I chose sim9 as other papers conducting similar pipelines used fixed rows and columns and that seems to suit my data which I don’t think is a degenerate matrix.

Questions:

  • For all 4 soil types, the cscores were around 0.4. This seems a lot lower than other reported cscores (3 - 185). Do I have a very low number of checkerboards in my data sets?

  • I also want to check that p>0.05 means my networks are likely to be random associations? When I run the same command but use the original share file containing all OTUs, all my soil types return pvalues of 0, therefore meaning they are all non-random? I’m having difficulty explaining why for a soil type, all OTUs exhibit a non-random pattern but that the most abundant and significant ones that made the cut for the networks do appear to be random.

-Lastly, some pvalues are returned as 0, does this mean <0.001?

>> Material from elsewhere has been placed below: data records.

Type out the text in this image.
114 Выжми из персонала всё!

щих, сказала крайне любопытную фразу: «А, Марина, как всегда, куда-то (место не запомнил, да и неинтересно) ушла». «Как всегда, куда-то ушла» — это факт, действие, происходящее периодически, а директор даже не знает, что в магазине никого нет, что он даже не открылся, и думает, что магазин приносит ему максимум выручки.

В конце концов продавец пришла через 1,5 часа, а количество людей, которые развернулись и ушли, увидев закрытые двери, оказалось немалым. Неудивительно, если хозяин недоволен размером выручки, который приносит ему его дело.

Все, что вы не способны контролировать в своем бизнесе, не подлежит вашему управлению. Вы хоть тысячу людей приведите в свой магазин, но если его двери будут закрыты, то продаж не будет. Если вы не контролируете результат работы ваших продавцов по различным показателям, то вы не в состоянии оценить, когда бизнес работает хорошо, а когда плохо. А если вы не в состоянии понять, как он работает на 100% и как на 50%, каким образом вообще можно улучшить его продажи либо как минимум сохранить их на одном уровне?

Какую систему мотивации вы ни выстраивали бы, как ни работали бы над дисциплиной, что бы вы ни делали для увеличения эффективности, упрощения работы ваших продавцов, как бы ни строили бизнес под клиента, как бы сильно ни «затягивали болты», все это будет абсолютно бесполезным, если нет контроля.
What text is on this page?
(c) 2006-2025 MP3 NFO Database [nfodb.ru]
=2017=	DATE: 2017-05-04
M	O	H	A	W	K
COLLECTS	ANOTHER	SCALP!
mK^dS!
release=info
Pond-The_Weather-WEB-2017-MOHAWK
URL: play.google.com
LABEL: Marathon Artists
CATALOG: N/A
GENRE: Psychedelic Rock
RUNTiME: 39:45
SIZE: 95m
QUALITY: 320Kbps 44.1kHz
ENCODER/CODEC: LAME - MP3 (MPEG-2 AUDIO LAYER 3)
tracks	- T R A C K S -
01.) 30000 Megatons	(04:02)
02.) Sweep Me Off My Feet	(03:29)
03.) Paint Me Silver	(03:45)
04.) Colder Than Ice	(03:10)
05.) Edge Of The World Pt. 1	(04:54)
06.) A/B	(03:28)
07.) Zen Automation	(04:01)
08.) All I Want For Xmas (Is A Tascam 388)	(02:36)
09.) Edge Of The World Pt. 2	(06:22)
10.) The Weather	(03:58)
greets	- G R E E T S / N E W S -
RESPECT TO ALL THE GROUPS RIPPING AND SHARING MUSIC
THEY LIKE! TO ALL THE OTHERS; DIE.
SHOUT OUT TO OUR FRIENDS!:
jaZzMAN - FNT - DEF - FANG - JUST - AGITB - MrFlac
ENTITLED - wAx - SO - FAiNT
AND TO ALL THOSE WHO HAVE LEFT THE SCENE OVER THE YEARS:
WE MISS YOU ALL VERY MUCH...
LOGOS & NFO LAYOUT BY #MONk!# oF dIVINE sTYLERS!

I also want to say thank you so much for everything that Mothur has provided over the years. This is my first time asking for help but about my millionth of reading, using and learning from your website and program.

Hi again,

I see quite a few people have viewed my post above, maybe in search of similar answers, so I’ll update with what I ended up doing. I used the EcoSimR package within R as per this website: ftp://cran.r-project.org/pub/R/web/packages/EcoSimR/vignettes/CoOccurrenceVignette.html
This uses presence/absence so I edited my shared file to be 1s and 0s so that it looked like below and saved as a comma separated values (csv) file (Species=OTUs, Samples=A-E):

Species A B C D E
Otu000001 1 1 0 1 1
Otu000002 1 1 1 1 1
Otu000003 1 1 1 1 1
Otu000004 0 1 0 1 1


I'm really not a statistician and not really a bioinformatician but I found this easy enough to do and being able to visualise the results gave me confidence that I was interpreting them correctly. The results were quite different from what I got from mothur but did seem to make more sense for my data. I must say though that I am very thankful for mothur, as I would probably still be trying to unpack my fastq files if it wasn't for this community.